To properly gauge the situation, he explains, "We need to look at the Israelization and westernization processes the Arab population is undergoing. Look at what has happened with Druze and Christian Arabs. What has happened with Israeli Arabs. They're also Palestinian, but there's a process of integration. Is it successful? Where does it say that every Arab always has to be an enemy of Israel and that they will never accept the Jewish presence here?"

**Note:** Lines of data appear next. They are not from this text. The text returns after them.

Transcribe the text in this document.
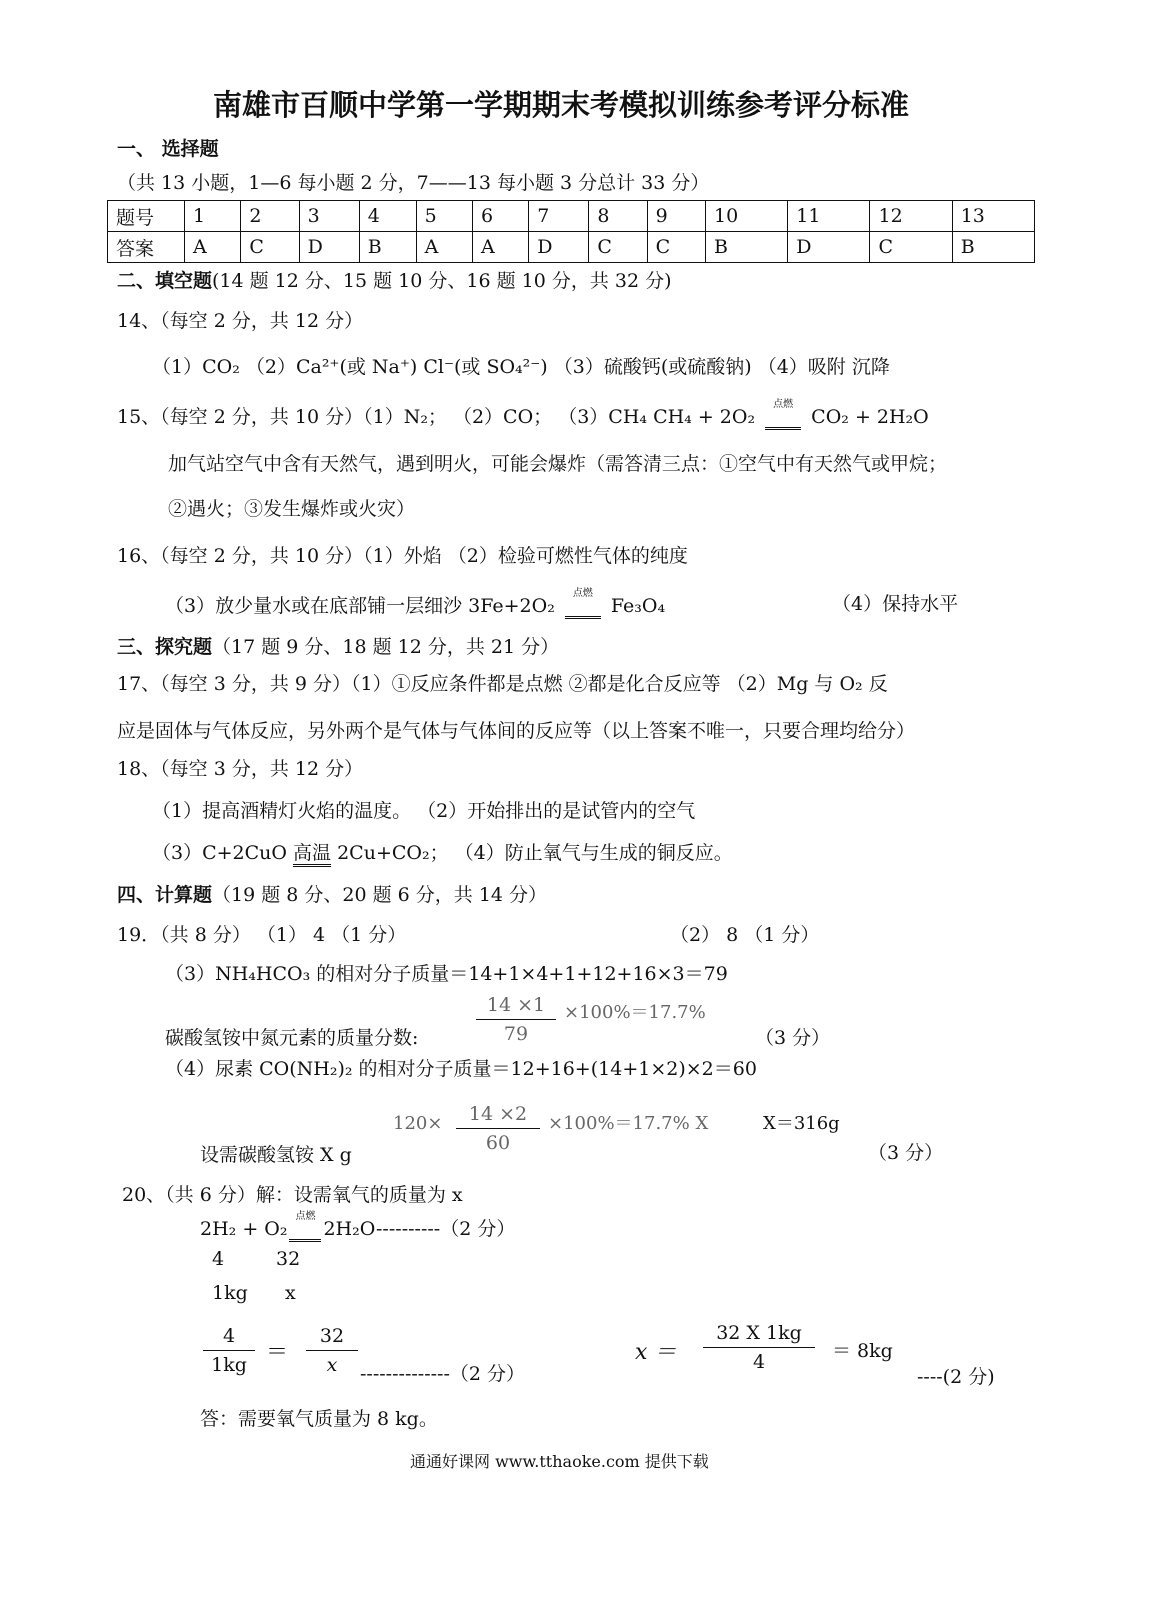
南雄市百顺中学第一学期期末考模拟训练参考评分标准
一、 选择题
（共 13 小题，1—6 每小题 2 分，7——13 每小题 3 分总计 33 分）
题号	1	2	3	4	5	6	7	8	9	10	11	12	13
答案	A	C	D	B	A	A	D	C	C	B	D	C	B
二、填空题(14 题 12 分、15 题 10 分、16 题 10 分，共 32 分)
14、（每空 2 分，共 12 分）
（1）CO₂ （2）Ca²⁺(或 Na⁺) Cl⁻(或 SO₄²⁻) （3）硫酸钙(或硫酸钠) （4）吸附 沉降
15、（每空 2 分，共 10 分）（1）N₂； （2）CO； （3）CH₄ CH₄ + 2O₂ $^{点燃}$ CO₂ + 2H₂O
加气站空气中含有天然气，遇到明火，可能会爆炸（需答清三点：①空气中有天然气或甲烷；
②遇火；③发生爆炸或火灾）
16、（每空 2 分，共 10 分）（1）外焰 （2）检验可燃性气体的纯度
（3）放少量水或在底部铺一层细沙 3Fe+2O₂ $^{点燃}$ Fe₃O₄	（4）保持水平
三、探究题（17 题 9 分、18 题 12 分，共 21 分）
17、（每空 3 分，共 9 分）（1）①反应条件都是点燃 ②都是化合反应等 （2）Mg 与 O₂ 反
应是固体与气体反应，另外两个是气体与气体间的反应等（以上答案不唯一，只要合理均给分）
18、（每空 3 分，共 12 分）
（1）提高酒精灯火焰的温度。 （2）开始排出的是试管内的空气
（3）C+2CuO 高温 2Cu+CO₂； （4）防止氧气与生成的铜反应。
四、计算题（19 题 8 分、20 题 6 分，共 14 分）
19．（共 8 分） （1） 4 （1 分）	（2） 8 （1 分）
（3）NH₄HCO₃ 的相对分子质量＝14+1×4+1+12+16×3＝79
14 ×1
79
×100%＝17.7%
碳酸氢铵中氮元素的质量分数:	（3 分）
（4）尿素 CO(NH₂)₂ 的相对分子质量＝12+16+(14+1×2)×2＝60
120×	14 ×2
60
×100%＝17.7% X	X＝316g
设需碳酸氢铵 X g	（3 分）
20、（共 6 分）解：设需氧气的质量为 x
2H₂ + O₂$^{点燃}$2H₂O----------（2 分）
4	32
1kg x
4
1kg ＝
32
x	--------------（2 分）
x ＝
32 X 1kg
4	＝ 8kg
----(2 分)
答：需要氧气质量为 8 kg。
通通好课网 www.tthaoke.com 提供下载
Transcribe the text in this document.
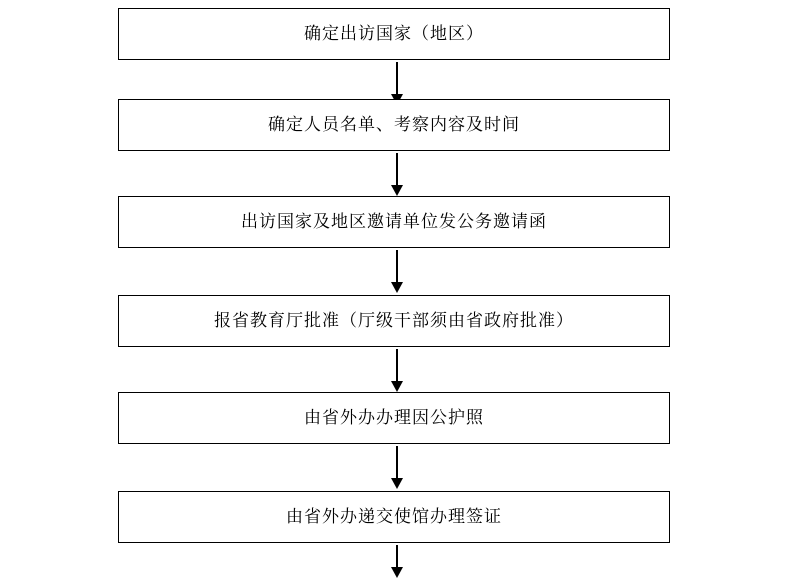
确定出访国家（地区）
确定人员名单、考察内容及时间
出访国家及地区邀请单位发公务邀请函
报省教育厅批准（厅级干部须由省政府批准）
由省外办办理因公护照
由省外办递交使馆办理签证
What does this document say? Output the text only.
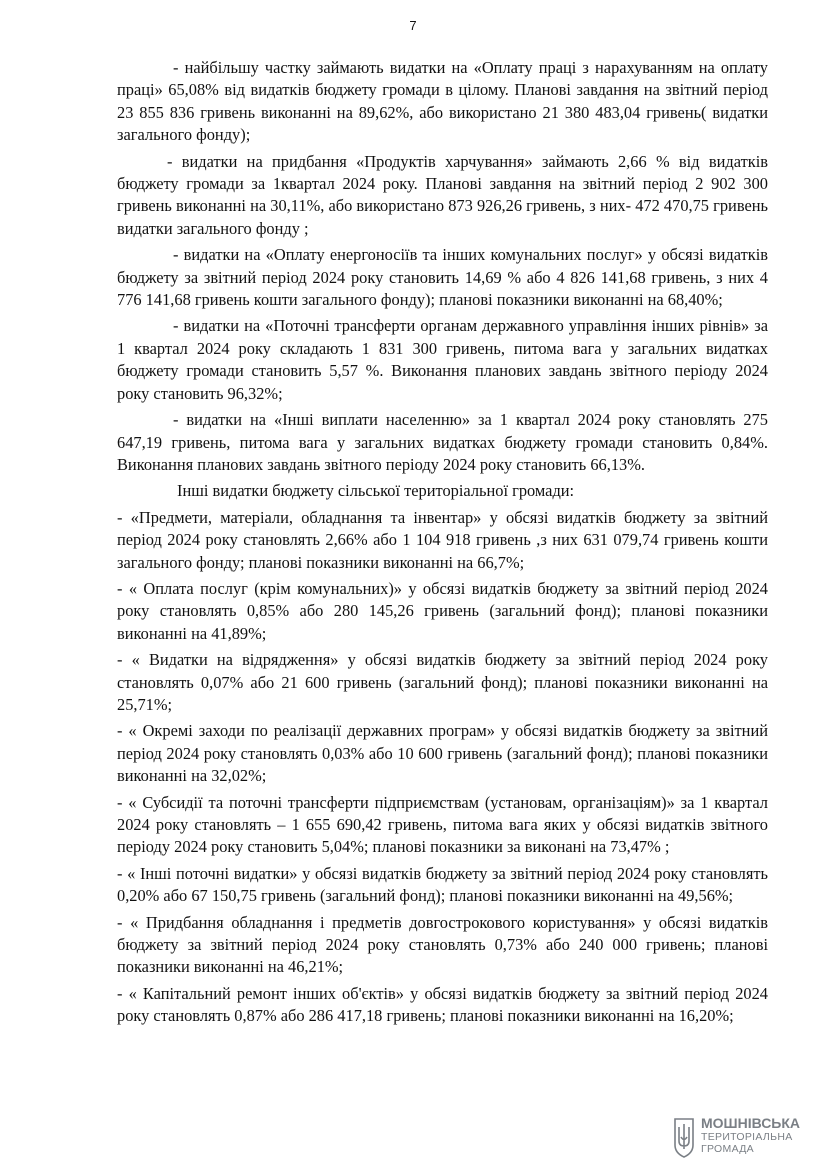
7

- найбільшу частку займають видатки на «Оплату праці з нарахуванням на оплату праці» 65,08% від видатків бюджету громади в цілому. Планові завдання на звітний період 23 855 836 гривень виконанні на 89,62%, або використано 21 380 483,04 гривень( видатки загального фонду);

- видатки на придбання «Продуктів харчування» займають 2,66 % від видатків бюджету громади за 1квартал 2024 року. Планові завдання на звітний період 2 902 300 гривень виконанні на 30,11%, або використано 873 926,26 гривень, з них- 472 470,75 гривень видатки загального фонду ;

- видатки на «Оплату енергоносіїв та інших комунальних послуг» у обсязі видатків бюджету за звітний період 2024 року становить 14,69 % або 4 826 141,68 гривень, з них 4 776 141,68 гривень кошти загального фонду); планові показники виконанні на 68,40%;

- видатки на «Поточні трансферти органам державного управління інших рівнів» за 1 квартал 2024 року складають 1 831 300 гривень, питома вага у загальних видатках бюджету громади становить 5,57 %. Виконання планових завдань звітного періоду 2024 року становить 96,32%;

- видатки на «Інші виплати населенню» за 1 квартал 2024 року становлять 275 647,19 гривень, питома вага у загальних видатках бюджету громади становить 0,84%. Виконання планових завдань звітного періоду 2024 року становить 66,13%.

Інші видатки бюджету сільської територіальної громади:

- «Предмети, матеріали, обладнання та інвентар» у обсязі видатків бюджету за звітний період 2024 року становлять 2,66% або 1 104 918 гривень ,з них 631 079,74 гривень кошти загального фонду; планові показники виконанні на 66,7%;

- « Оплата послуг (крім комунальних)» у обсязі видатків бюджету за звітний період 2024 року становлять 0,85% або 280 145,26 гривень (загальний фонд); планові показники виконанні на 41,89%;

- « Видатки на відрядження» у обсязі видатків бюджету за звітний період 2024 року становлять 0,07% або 21 600 гривень (загальний фонд); планові показники виконанні на 25,71%;

- « Окремі заходи по реалізації державних програм» у обсязі видатків бюджету за звітний період 2024 року становлять 0,03% або 10 600 гривень (загальний фонд); планові показники виконанні на 32,02%;

- « Субсидії та поточні трансферти підприємствам (установам, організаціям)» за 1 квартал 2024 року становлять – 1 655 690,42 гривень, питома вага яких у обсязі видатків звітного періоду 2024 року становить 5,04%; планові показники за виконані на 73,47% ;

- « Інші поточні видатки» у обсязі видатків бюджету за звітний період 2024 року становлять 0,20% або 67 150,75 гривень (загальний фонд); планові показники виконанні на 49,56%;

- « Придбання обладнання і предметів довгострокового користування» у обсязі видатків бюджету за звітний період 2024 року становлять 0,73% або 240 000 гривень; планові показники виконанні на 46,21%;

- « Капітальний ремонт інших об'єктів» у обсязі видатків бюджету за звітний період 2024 року становлять 0,87% або 286 417,18 гривень; планові показники виконанні на 16,20%;

МОШНІВСЬКА
ТЕРИТОРІАЛЬНА
ГРОМАДА
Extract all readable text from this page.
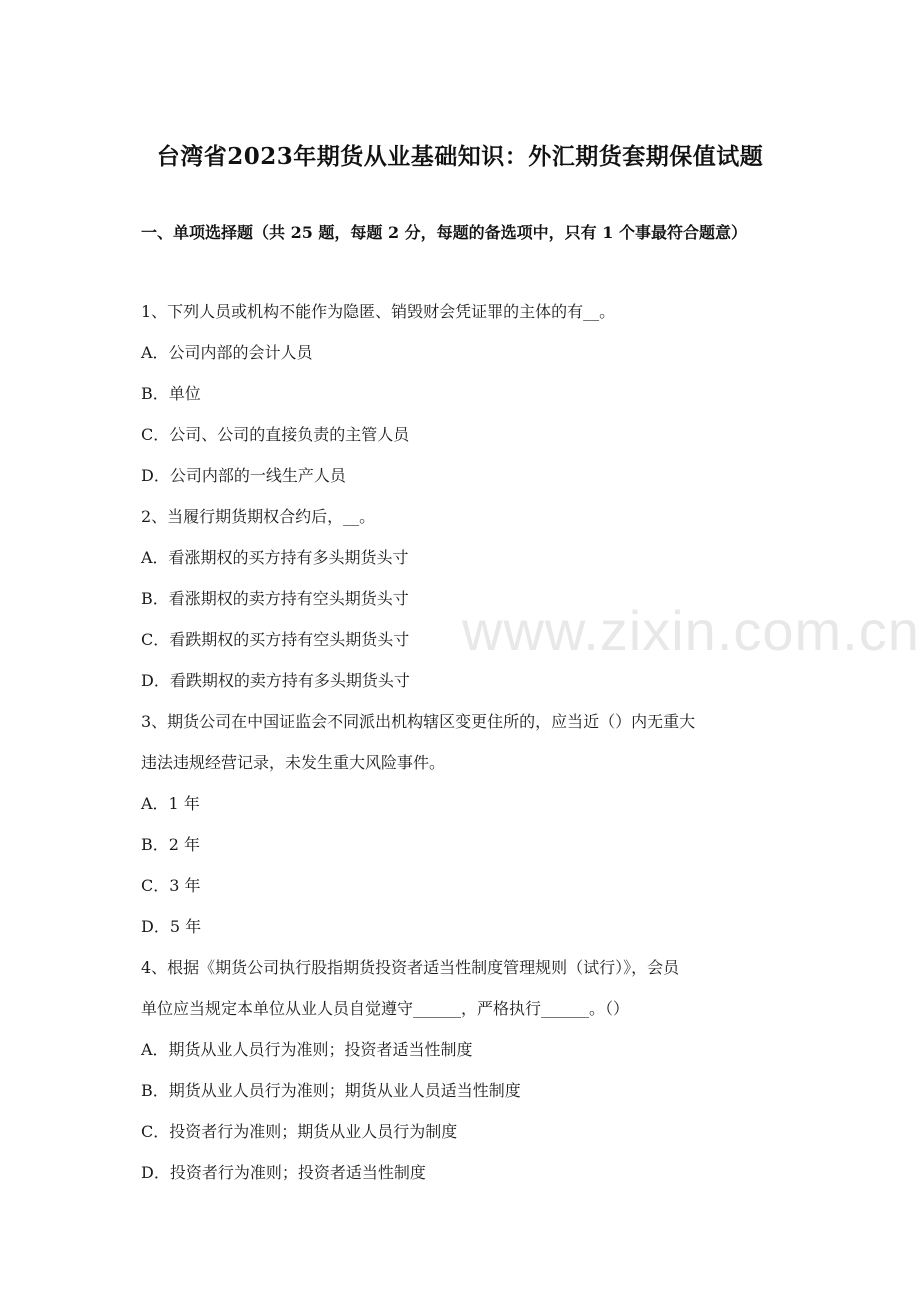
台湾省2023年期货从业基础知识：外汇期货套期保值试题
一、单项选择题（共 25 题，每题 2 分，每题的备选项中，只有 1 个事最符合题意）
1、下列人员或机构不能作为隐匿、销毁财会凭证罪的主体的有__。
A．公司内部的会计人员
B．单位
C．公司、公司的直接负责的主管人员
D．公司内部的一线生产人员
2、当履行期货期权合约后，__。
A．看涨期权的买方持有多头期货头寸
B．看涨期权的卖方持有空头期货头寸
C．看跌期权的买方持有空头期货头寸
D．看跌期权的卖方持有多头期货头寸
3、期货公司在中国证监会不同派出机构辖区变更住所的，应当近（）内无重大
违法违规经营记录，未发生重大风险事件。
A．1 年
B．2 年
C．3 年
D．5 年
4、根据《期货公司执行股指期货投资者适当性制度管理规则（试行）》，会员
单位应当规定本单位从业人员自觉遵守______，严格执行______。（）
A．期货从业人员行为准则；投资者适当性制度
B．期货从业人员行为准则；期货从业人员适当性制度
C．投资者行为准则；期货从业人员行为制度
D．投资者行为准则；投资者适当性制度
www.zixin.com.cn
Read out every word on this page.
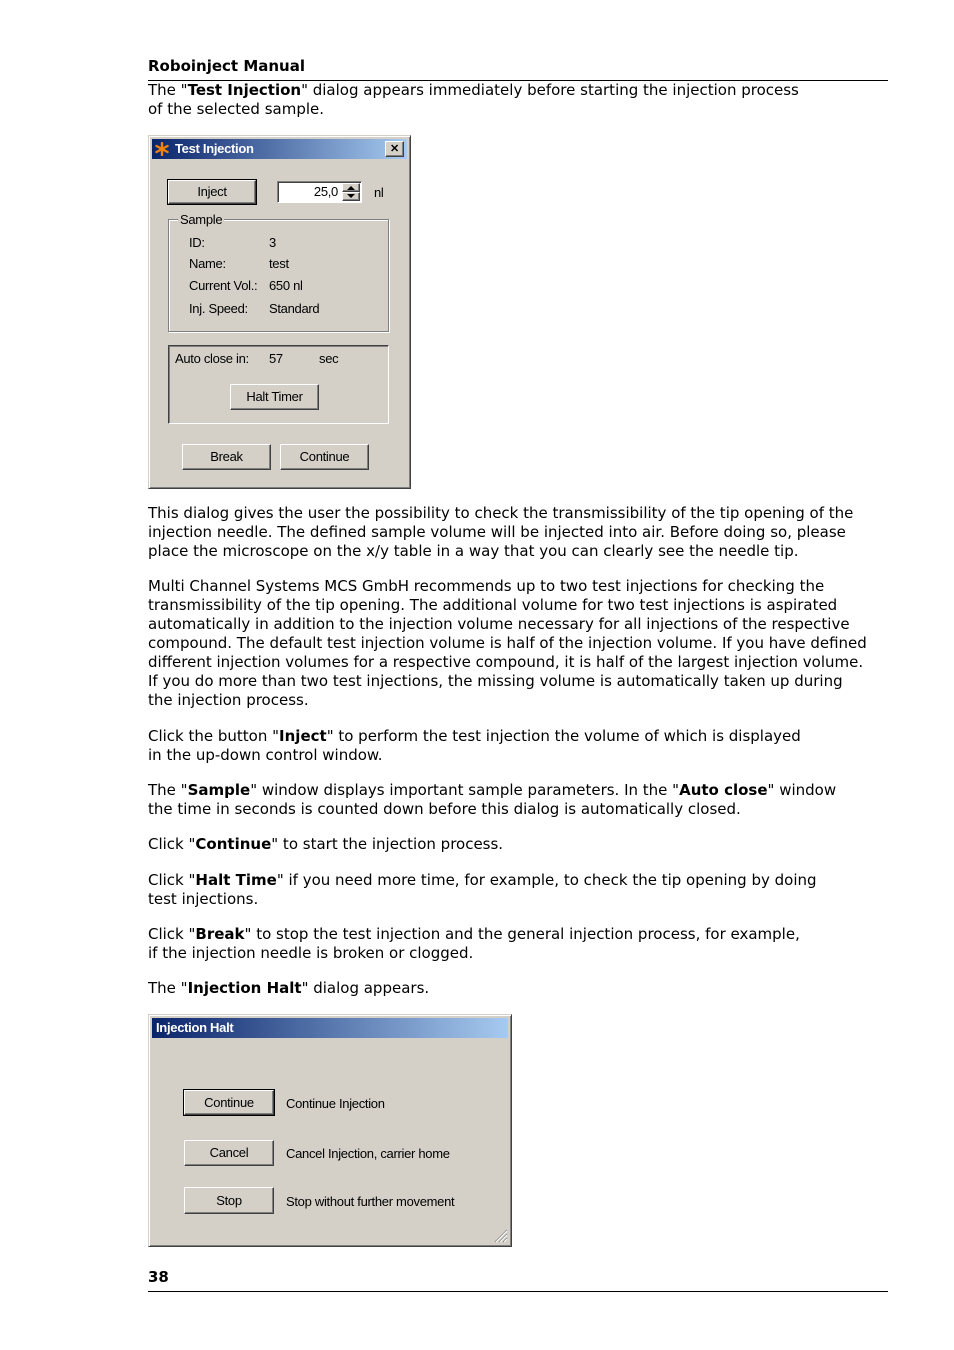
Roboinject Manual

The "Test Injection" dialog appears immediately before starting the injection process
of the selected sample.

Test Injection	✕
Inject	25,0	nl
Sample
ID:	3
Name:	test
Current Vol.: 650 nl
Inj. Speed: Standard
Auto close in: 57	sec
Halt Timer
Break	Continue

This dialog gives the user the possibility to check the transmissibility of the tip opening of the
injection needle. The defined sample volume will be injected into air. Before doing so, please
place the microscope on the x/y table in a way that you can clearly see the needle tip.

Multi Channel Systems MCS GmbH recommends up to two test injections for checking the
transmissibility of the tip opening. The additional volume for two test injections is aspirated
automatically in addition to the injection volume necessary for all injections of the respective
compound. The default test injection volume is half of the injection volume. If you have defined
different injection volumes for a respective compound, it is half of the largest injection volume.
If you do more than two test injections, the missing volume is automatically taken up during
the injection process.

Click the button "Inject" to perform the test injection the volume of which is displayed
in the up-down control window.

The "Sample" window displays important sample parameters. In the "Auto close" window
the time in seconds is counted down before this dialog is automatically closed.

Click "Continue" to start the injection process.

Click "Halt Time" if you need more time, for example, to check the tip opening by doing
test injections.

Click "Break" to stop the test injection and the general injection process, for example,
if the injection needle is broken or clogged.

The "Injection Halt" dialog appears.

Injection Halt
Continue	Continue Injection
Cancel	Cancel Injection, carrier home
Stop	Stop without further movement
38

Not to disregard the Palestinian desire for self-determination, Arens maintains that "the notion of an autonomy is inapplicable, it's ill-suited for the 21st century, certainly in the democratic world. Telling people, 'You run your school system, but you have no say over your fate in this county.' I don't know of anywhere in the world where such a situation exists."
Always a realist
Arens is credited as the man who "discovered" Prime Minister Benjamin Netanyahu, appointing him Israeli envoy to Washington, a position Netanyahu held from1982 to 1984, and which led to his appointment as Israel's ambassador to the U.N. in 1984.
"Whenever I attend an event, people always tell me, 'You brought Bibi [into politics], now explain his actions.' I may have given him his first [diplomatic] appointment, but he accomplished everything else on his own," he says.
Arens believes that "as far as the Israeli public is concerned, the majority doesn't see an alternative to Netanyahu. Not in the Left, either. He is, after all, in his fourth term in office. Whenever I point this out someone always says, 'anyone but Bibi,' to Which I say, Israel It too precious for us to say, 'anyone can do this [the prime minister's] job.
"To Netanyahu's credit, there are over 8 million people in Israel, talented and smart people, some of whom are immensely successful, and yet it seems there is no alternative to him. He is the most suited man for the job. I know his detractors find that difficult to accept, but even they -- after taking a few deep breaths, maybe drinking some water -- will admit as much."
There were some who, during the 2015 election campaign, touted [Zionist Union leader MK Isaac] Herzog as an alternative to Netanyahu, Arens says, "But today everyone knows that Herzog is not an alternative so there is no need for words."